O Milagre Estatístico dos Bolsos Vazios
O Milagre Estatistico dos Bolsos Vazios. Entrei no aplicativo de transporte e, como costumo fazer para disfarçar o silêncio desconfortável da viagem, puxei assunto com o motorista. “Trânsito difícil hoje, né?”. Ele sorriu, ajustou o retrovisor e respondeu com aquele tom de quem já explicou a mesma história uma centena de vezes: “É o preço do trabalho, moço. Antes eu procurava emprego. Hoje, o emprego é que corre atrás de mim mas corre devagar e paga em moedas.”
A frase dele me acompanhou pelo resto do dia, flutuando sobre as notícias triunfantes do telejornal da noite. O locutor, com a postura ereta e a voz grave de quem carrega boas novas, celebrava a taxa histórica de desemprego: os índices caíram, as estatísticas comemoravam e os gráficos apontavam para o topo. Em tese, vivemos um momento pleno. Na prática, vivemos uma ilusão bem contada.

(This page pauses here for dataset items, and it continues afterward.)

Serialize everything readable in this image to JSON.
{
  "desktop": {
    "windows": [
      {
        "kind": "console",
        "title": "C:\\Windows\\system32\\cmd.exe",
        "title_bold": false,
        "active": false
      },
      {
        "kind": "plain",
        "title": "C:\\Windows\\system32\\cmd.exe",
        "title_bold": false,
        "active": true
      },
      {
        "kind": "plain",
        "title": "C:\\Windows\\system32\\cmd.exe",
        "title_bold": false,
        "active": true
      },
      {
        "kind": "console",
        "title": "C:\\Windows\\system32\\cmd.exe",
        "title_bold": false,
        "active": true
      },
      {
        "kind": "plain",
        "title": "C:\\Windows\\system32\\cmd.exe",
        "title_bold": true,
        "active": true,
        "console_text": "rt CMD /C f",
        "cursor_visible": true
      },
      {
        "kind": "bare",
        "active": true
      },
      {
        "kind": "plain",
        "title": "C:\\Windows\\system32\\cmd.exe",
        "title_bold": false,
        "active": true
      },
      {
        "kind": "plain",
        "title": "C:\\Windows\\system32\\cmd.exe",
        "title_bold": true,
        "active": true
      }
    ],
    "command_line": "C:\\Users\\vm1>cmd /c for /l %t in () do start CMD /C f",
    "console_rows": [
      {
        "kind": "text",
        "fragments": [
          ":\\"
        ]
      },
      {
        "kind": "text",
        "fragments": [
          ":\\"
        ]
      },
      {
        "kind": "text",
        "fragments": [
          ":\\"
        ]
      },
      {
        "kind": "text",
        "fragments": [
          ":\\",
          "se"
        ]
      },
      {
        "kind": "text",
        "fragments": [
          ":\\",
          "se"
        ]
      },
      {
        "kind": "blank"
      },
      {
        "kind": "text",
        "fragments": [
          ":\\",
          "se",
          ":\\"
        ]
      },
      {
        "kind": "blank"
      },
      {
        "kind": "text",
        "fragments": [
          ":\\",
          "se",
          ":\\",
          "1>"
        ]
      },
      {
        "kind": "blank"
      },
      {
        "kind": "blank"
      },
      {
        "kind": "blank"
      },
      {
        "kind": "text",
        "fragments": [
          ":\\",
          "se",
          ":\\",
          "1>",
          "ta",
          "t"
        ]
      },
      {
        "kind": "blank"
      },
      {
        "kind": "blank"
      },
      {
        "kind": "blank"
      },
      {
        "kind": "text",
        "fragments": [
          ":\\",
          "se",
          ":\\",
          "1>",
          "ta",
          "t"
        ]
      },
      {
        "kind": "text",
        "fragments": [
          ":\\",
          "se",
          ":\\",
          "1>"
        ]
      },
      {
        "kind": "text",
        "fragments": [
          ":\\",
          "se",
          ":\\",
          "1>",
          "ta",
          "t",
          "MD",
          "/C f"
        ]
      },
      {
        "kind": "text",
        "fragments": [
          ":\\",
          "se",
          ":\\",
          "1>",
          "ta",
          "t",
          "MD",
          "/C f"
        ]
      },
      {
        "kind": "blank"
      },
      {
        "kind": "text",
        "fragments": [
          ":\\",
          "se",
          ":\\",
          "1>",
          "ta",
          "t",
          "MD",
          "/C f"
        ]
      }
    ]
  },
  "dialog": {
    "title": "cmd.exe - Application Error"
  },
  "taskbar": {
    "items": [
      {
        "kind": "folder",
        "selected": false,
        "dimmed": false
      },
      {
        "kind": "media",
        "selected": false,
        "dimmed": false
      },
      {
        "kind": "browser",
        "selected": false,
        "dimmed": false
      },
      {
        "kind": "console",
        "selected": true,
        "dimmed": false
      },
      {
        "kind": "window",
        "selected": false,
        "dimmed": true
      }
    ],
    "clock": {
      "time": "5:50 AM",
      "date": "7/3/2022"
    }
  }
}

Há algo de profundamente perverso na forma como medimos a dignidade humana por meio de porcentagens frias. Dizer que o desemprego caiu virou o troféu favorito da economia contemporânea. O que o gráfico não mostra ou prefere sussurrar nas entrelinhas é que tipo de ocupação preencheu essa vaga.
Comemorar a queda do desemprego hoje sem olhar para a qualidade do trabalho é o mesmo que celebrar o fim da fome em uma cidade onde todos passaram a se alimentar de migalhas. O motorista que me levou pela manhã é um exemplo vivo dessa matemática distorcida. Ele não faz parte da taxa de desempregados. Para a estatística, ele é um “ocupado”. Na vida real, trabalha doze horas por dia, sem férias, sem décimo terceiro, sem descanso remunerado e com o fantasma do algoritmo ditando o valor do seu jantar.
Multiplique essa história por milhões. São entregadores equilibrando caixas nas costas sob o sol ao meio-dia, atendentes de telemarketing com metas desumanas e salários que mal cobrem o aluguel, trabalhadores informais equilibrando balancetes no improviso e jovens formados com diploma universitário acumulando três bicos precarizados para conseguir pagar o cartão de crédito.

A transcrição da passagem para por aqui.